Hour after hour, all through the time of darkness, and until daylight came, that terrible fight went on. For seven long hours a few hundred British Guards had kept at bay an enormous body of Germans—and at the end of the firing we had killed far more than the whole of our force numbered when the battle began. We had given them wholesale death from our machine-guns, our rifles, and our artillery, and they had faced it—they had been driven on to it. Now they were to have the bayonet.

We gave them two charges; but they didn’t stop long, for as soon as they saw the cold steel on the ends of our rifles they were off like a shot, throwing down a lot of rifles and equipment. When this happened it was between five and six o’clock on the morning of the 27th, and we then got the order to retire.

We were told that we had lost 126 in killed and wounded. That was a heavy list, but not so big as we had expected, bearing in mind the furious nature of the fight. The marvel was that we had not been wiped out, and we should certainly have been in a very serious state if it had not been for the 17th Field Battery. There is this to be said, too: if the Germans had broken through our lines it would have meant that, in all probability, the whole Second Division of our army would have been cut up.

We fell in and were soon on the march again, retiring, and we marched as fast as we could go till we halted at a rather large town about ten miles from Landrecies. Here we were in clover, in a way of speaking, because we sheltered in a clay-pit where the French had been making bricks, and we all sat down and waited for our tea of German shells.

They soon came and we were on the move again, and we were constantly at it, retiring and fighting, until we halted about thirty miles from Paris; then we were told that after retiring another dozen miles it would be our turn to advance.

Didn’t we cheer? It was glorious to hear we were going to chase the Germans instead of their chasing us. At this time we had our first wash for a fortnight, and it was as good as having a thousand pounds given to us.

The fiercest fighting of the war has taken place on Sundays, and it was on a Sunday that the Battle of the Marne began. The Germans had had the biggest surprise of their lives on a Sunday, and that was at Mons. Though we had been kept on the go because they outnumbered us so hopelessly, we mauled them mercilessly on the retreat, teaching them many bitter lessons. When we got to the Marne and were able to tackle them on equal terms, they scarcely had a look in. The Germans had almost reached the forts of Paris, and, I daresay, had their bands ready to play them into the city.
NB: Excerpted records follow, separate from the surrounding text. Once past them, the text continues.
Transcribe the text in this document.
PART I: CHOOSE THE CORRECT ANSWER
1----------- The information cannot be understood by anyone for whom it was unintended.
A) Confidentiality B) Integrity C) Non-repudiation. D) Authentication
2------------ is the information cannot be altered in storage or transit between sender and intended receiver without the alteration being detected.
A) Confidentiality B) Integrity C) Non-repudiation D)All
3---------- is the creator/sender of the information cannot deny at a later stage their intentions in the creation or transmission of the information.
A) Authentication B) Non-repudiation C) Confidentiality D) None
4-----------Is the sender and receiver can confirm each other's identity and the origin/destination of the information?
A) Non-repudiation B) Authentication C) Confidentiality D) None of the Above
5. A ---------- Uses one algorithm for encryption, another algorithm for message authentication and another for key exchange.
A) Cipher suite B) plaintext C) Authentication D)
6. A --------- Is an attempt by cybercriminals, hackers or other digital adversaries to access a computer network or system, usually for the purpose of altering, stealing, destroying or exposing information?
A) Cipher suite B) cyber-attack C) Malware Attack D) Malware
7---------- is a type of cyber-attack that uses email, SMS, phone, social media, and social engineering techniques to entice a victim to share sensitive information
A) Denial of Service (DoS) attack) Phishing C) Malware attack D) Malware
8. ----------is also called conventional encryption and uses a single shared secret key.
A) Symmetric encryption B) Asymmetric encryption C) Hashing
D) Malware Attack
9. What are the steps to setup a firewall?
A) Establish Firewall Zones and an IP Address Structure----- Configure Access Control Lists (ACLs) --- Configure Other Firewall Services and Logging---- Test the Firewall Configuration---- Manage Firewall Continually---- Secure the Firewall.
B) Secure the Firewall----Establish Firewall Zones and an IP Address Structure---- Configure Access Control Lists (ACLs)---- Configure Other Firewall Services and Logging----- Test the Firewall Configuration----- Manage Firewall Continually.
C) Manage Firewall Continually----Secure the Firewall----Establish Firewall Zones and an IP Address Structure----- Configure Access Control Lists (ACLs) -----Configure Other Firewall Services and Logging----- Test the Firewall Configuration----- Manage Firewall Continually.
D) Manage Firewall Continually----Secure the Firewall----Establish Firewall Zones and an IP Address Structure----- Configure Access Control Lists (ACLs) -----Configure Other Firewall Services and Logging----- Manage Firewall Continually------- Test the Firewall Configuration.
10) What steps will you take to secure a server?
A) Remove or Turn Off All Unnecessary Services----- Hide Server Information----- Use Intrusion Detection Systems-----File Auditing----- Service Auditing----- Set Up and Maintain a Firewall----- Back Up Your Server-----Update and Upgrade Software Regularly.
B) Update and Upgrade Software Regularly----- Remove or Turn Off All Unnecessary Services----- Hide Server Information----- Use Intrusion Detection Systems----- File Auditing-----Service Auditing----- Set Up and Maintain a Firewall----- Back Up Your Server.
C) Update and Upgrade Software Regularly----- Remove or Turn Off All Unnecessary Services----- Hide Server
Soon, however, they were hurrying back on their tracks a good deal faster than they had come. We heard the German bands playing a good many times, but every time we heard the music it was farther away from Paris.

We covered such big tracks of country, and saw so many great happenings, that it is the most difficult thing in the world to know where to start a story of the Marne; but I will come down to the time just before the battle, when we were still retiring, and had got used to marching twenty or twenty-five miles a day. We had left the Germans very sore for coming too close to us, and we had gone through a small town and entered a great wood.

While we were in the wood I had to fall out. Almost instantly I heard the sound of talking which wasn’t English, and in the distance I saw six Germans coming after me as hard as they could. I thought it was all up with me, but I said “Come on, chum, let’s clear!”—“chum” being my rifle, which I had placed on the ground. I snatched it up and sprang behind a tree, and felt fairly safe. It’s wonderful what a feeling of security a good rifle and plenty of ammunition give you. I waited till the Germans got within a hundred yards of me; then with a good aim I fetched down two; but my position was becoming very critical, as the other four dodged from tree to tree, watching for a chance to pot me, and it looked very much as if they wouldn’t have long to wait. I don’t know what would have happened, but to my intense relief three men of the 17th Field Battery, which was passing, rushed up and shouted, “Don’t move. We’ll have ’em!”

By this time the four Germans were within about fifty yards, continually sniping at me—how I blessed them for being such bad shots!—and at last they came out into the open and made straight in my direction. But they only dashed about twenty yards, for my rescuers put “paid” to the four of them, and saved me from being made a prisoner and worse, far worse, for by that time we had seen proof enough of the monstrous things they did to men they captured—things you might expect from savages, but certainly not from soldiers of a nation that boasts so much of its civilisation.